Beyond the top level tasks, the functionality ultimately becomes more complex and the sophisticated customer needs powerful decision capabilities to introduce their own business rules and implement proprietary features. The ‘secret-sauce’, which separtes most common steps from proprietary concepts distinguishes top corporations from the competition, requires more sophisticated digital decisioning tools. These digital decisioning tools enable non-developers to customize and manage decision logic, implement AI/ML features, run A/B testing and visualize performance results on training and production data in real time.
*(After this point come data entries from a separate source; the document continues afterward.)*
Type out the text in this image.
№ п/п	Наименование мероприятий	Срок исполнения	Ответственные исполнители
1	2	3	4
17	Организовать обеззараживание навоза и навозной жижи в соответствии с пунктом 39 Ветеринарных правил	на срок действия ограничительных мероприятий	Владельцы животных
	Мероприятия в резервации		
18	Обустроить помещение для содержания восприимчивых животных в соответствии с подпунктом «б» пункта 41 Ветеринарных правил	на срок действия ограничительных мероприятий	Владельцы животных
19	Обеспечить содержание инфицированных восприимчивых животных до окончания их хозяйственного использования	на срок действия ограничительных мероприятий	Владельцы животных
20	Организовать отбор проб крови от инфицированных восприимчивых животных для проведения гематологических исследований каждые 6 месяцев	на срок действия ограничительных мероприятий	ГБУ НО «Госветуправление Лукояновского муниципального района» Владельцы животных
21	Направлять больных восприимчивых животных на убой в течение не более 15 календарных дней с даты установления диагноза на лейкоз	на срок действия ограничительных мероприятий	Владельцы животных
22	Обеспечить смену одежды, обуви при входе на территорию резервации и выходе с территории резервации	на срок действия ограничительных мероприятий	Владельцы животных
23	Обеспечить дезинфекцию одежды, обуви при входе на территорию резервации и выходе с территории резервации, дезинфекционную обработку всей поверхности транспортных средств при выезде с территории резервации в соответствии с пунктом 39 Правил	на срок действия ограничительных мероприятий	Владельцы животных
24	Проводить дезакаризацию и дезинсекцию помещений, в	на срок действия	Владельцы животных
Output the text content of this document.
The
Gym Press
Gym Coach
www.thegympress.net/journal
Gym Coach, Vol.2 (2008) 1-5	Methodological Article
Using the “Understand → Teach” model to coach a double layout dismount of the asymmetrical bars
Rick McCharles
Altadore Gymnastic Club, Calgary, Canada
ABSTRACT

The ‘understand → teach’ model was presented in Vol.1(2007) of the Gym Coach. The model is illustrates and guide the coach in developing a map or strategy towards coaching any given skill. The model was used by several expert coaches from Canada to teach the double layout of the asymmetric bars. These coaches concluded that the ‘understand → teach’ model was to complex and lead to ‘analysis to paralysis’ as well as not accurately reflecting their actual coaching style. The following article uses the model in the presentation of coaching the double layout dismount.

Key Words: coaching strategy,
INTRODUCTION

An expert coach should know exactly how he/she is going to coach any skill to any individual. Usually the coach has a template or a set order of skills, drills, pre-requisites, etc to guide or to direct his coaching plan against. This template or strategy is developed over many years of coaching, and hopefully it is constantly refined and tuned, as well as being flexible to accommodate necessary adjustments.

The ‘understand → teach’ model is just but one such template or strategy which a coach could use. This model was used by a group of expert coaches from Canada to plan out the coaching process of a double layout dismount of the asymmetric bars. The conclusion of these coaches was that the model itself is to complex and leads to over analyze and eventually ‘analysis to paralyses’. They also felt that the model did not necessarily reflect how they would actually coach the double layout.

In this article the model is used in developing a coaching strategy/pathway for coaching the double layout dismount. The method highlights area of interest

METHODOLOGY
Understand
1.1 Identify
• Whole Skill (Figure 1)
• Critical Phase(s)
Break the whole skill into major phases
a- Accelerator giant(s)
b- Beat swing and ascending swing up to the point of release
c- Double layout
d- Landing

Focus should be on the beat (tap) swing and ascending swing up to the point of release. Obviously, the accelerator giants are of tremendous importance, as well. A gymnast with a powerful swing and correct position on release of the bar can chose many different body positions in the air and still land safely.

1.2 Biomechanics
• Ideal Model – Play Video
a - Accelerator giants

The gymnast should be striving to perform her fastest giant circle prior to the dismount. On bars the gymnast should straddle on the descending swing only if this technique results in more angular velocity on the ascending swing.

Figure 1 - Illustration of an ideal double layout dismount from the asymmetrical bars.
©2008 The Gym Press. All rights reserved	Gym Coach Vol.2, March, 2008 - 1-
To satisfy most common customer base, digital workflow vendors typically provide rudimentary business rules integrated in their low-code platforms and further integrate them with the downstream workflow platforms and vertical ecosystem vendors (i.e. FiServ, Jack Henry, SAP, Salesforce and FIS in banking for example).
The most sophisticated and demanding customers, however, need a more sophisticated set of digital decisioning tools like standalone professional DM platforms. To simplify and visualize this complex decision management, a new generation of low-code digital decision management platforms like Sparkling Logic emerged. These platforms integrate historical business rules engine, data and AI, demystifying machine-learning and providing low-code approach to development and monitoring of application logic performance, continuously as the business logic and training data change and drift.
The pandemic, hybrid work and pervasiveness of the cloud computing have irreversibly changed the software application development. Enterprise customers are seeking and deploying better, faster, more integrated software tools. DevOps integration, low-code, vertical templates, integrated AI and digital decisioning are becoming a new normal while defining the next generation of applications, created not only by software engineers, but by mere mortals across the enterprise.